Although I’ve always liked the South East, and look forward to finding it a lot more lively and generally conducive to my way of thinking than my current suburbanised locale, one of the things I will miss most about life on the bottom end of the Northern Line is being able to walk across the common of an uneventful weekend afternoon to visit ‘My Back Pages’, opposite Balham station, one of my favourite bookshops in the city.

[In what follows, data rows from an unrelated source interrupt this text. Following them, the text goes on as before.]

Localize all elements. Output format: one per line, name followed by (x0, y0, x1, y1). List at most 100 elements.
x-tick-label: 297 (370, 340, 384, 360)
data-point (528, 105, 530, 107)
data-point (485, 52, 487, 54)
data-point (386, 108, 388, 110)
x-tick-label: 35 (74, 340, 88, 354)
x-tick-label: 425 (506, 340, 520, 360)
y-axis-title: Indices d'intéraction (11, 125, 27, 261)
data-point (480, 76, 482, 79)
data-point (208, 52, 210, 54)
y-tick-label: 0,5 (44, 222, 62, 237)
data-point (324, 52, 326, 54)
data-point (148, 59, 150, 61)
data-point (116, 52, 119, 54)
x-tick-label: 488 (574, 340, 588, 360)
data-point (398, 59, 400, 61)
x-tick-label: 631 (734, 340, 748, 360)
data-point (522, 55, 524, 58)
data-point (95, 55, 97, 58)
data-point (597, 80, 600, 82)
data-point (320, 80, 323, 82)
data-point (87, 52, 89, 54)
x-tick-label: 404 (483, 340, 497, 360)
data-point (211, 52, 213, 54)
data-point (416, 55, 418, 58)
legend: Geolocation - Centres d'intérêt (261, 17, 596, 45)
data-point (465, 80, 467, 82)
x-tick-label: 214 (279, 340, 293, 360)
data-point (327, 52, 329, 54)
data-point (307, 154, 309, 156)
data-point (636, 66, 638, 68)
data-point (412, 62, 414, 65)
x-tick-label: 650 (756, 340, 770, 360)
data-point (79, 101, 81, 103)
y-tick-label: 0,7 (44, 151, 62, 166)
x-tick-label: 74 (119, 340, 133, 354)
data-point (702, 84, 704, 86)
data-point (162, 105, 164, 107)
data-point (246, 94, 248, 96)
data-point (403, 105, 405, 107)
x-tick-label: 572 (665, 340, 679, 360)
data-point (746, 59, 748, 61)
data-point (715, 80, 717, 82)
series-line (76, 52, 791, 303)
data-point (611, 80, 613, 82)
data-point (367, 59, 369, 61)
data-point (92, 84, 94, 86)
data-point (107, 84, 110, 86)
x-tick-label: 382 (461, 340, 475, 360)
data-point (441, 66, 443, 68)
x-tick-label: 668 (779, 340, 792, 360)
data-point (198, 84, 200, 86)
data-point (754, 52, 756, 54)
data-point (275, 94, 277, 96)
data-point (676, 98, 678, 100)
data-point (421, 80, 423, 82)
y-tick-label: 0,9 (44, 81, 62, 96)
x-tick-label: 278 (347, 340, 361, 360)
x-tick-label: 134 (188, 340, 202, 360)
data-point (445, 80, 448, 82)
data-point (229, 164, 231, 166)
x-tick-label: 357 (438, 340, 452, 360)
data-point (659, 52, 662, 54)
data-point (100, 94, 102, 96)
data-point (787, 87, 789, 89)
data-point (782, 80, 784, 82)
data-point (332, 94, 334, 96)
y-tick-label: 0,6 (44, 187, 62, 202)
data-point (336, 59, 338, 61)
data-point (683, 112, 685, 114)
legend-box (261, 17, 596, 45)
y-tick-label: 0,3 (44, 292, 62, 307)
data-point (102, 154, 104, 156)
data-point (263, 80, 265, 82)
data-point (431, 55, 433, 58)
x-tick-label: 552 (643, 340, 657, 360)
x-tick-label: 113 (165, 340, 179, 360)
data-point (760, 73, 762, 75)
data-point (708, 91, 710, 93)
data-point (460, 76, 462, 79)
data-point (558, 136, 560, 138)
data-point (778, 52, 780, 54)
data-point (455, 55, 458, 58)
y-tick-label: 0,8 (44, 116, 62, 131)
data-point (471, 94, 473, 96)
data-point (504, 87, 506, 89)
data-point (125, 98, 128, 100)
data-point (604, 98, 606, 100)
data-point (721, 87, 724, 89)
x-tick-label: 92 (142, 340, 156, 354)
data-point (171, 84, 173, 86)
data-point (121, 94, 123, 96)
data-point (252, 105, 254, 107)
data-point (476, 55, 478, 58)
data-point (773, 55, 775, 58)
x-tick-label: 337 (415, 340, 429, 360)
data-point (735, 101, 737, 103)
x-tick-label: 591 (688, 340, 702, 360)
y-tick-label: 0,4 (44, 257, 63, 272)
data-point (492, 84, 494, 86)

Now, I’m not the biggest Dylan fan in the world (I’m not the smallest either, but… that’s a subject for another blog), but I've got to admit, a bookshop named after one of his songs bodes well. It certainly suggests that, a) it’s unlikely to be some crusty, collector-centric antiquarian hang-out, and b) it’s liable to be an establishment with a certain amount of character, run by someone with at least a passing interest in the pointy end of 20th century culture. And indeed, this proves to be the case.

‘My Back Pages’ is about 75% second hand, with a fiction section stretching across several vast walls, divided (hell, why not?) by nation/continent with sections devoted to British, American, Irish, Russian, French, African, Hispanic, Asian etc. literature, each of them managing to largely avoid the tide of pastel-coloured middlebrow crap that has consumed most of London’s charity bookshops, instead offering a wide variety of books which, even if they’re not universally wonderful, are liable to be more than fifteen years old, of varied and interesting character, and, y’know, generally worth a look.

There are correspondingly big sections for history, politics, art, poetry, philosophy, media and, you know, all the other rubbish you may care to read about so as to gain knowledge and insight during your tenure on earth. They don’t have biggest crime or SF/fantasy sections you could hope for, but you can’t have everything, and there’s plenty of good stuff in that general vein scattered through ‘fiction’ anyway.

The ‘new books’ section of the shop is pretty good too, presumably reflecting the proprietor’s own tastes to some degree by mixing a selection of current bestsellers etc. with a heavy back catalogue of ‘cult’/beat authors, including some intriguing small press items, and some choice New Directions / City Lights paperbacks that I can only assume get taken down and dusted off every year or so before returning to the shelf and waiting for some random hipster dope like me to turn up and shell out for ‘em.

On my last visit, I believe I picked up a VHS copy of ‘Walkabout’ and a water-damaged book by Richard Hell off the bargains stall out front for 50p each, then headed inside to find ‘Over the Frontier’ by Stevie Smith, ‘Whitechapel, Scarlett Tracings’ by Iain Sinclair, Orwell’s ‘Down and Out in Paris and London’, ‘Nightmare Movies’ by Kim Newman (long OOP, and essential reading for horror fans), Richard Williams’ book about Phil Spector, the abridged version of Gibbon’s ‘Decline & Fall..’ and one or two weird-looking pulp sci-fis – total bill: £25, and the Newman book alone was £11.

The shop briefly closed down about eighteen months back, and when it reopened I remember speaking to the owner, who said they’d just about scraped together enough dough to stay in business, and were hoping to keep on making their rent on a month by month basis, or somesuch. That was before the recession hit.

I realise Londoners who don’t live nearby may be hard-pressed to find any other reason to make the trip to Balham (you could, um, I dunno, walk across the common to Streatham Hill, and get the train to Battersea or Victoria? – it’s quite nice), but ‘My Back Pages’ is exactly the kind of shop I wish this city (or hell, this world) still had more of, and paying it a visit and throwing them some business could be well worth your while.